In Southwest Atlanta's Capitol View, a historically Black neighborhood, residents are concerned that absentee landlords who buy up properties in the neighborhood don't take into account local needs when they renovate buildings and rent space. Consequently, residents don't get the services and retail that they need. The Guild, an "organization focused on building community wealth and closing the racial wealth gap in Atlanta," is testing a community-owned real estate model that aims to put control and profits into local hands and support Black entrepreneurs and legacy businesses. "The organization realized that if it wanted to close the racial wealth gap, it needed to own real estate for the first time." In November 2020, it purchased its first property, a white brick building on Dill Avenue, which it plans to redevelop. "The ground floor will have retail, including a grocery store that the neighborhood requested, and the top two stories will have housing, perhaps 15-17 units. "

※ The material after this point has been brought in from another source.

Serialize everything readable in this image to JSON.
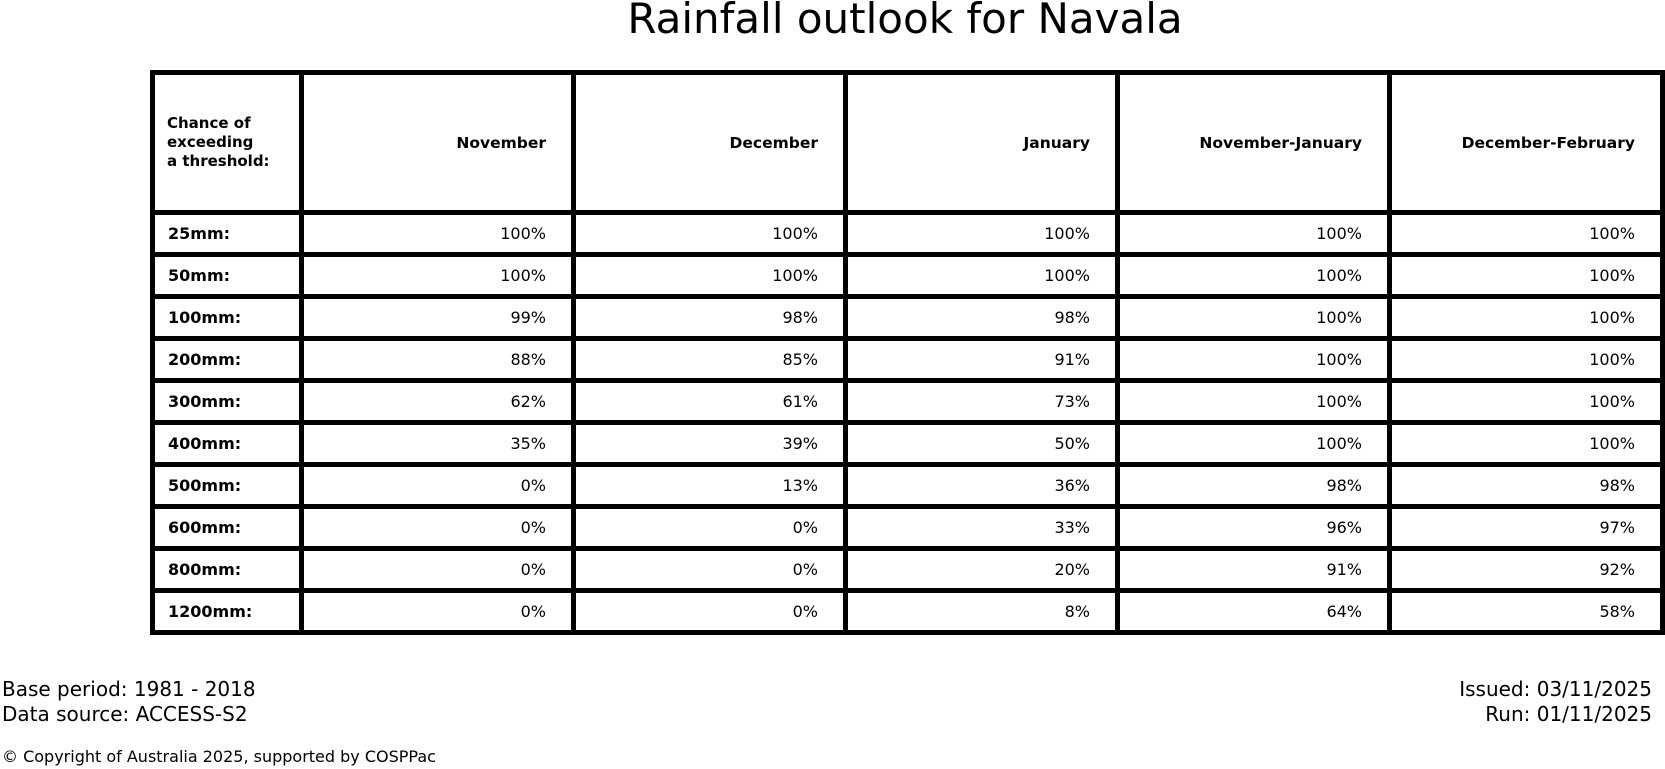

"The Guild’s model is a community real estate trust that allows for anyone in the building’s 30310 ZIP code to contribute $10-100 a month. That investment goes into shares of the trust. Resident investors get a return through an annual dividend and the share price, which is tied to property values in this gentrifying neighborhood. The idea is to shift returns from developers to the community." The model operates on the belief that while neighborhood change may be inescapable, when ownership shifts from developers and their investors to the community, projects will benefit local entrepreneurs and long-term residents. "Capitol View, for example, has already gentrified to a certain degree," says Nikishka Iyengar, founder and CEO of The Guild, in the article. "We have to be super mindful about making sure we’re centering legacy residents that are still left."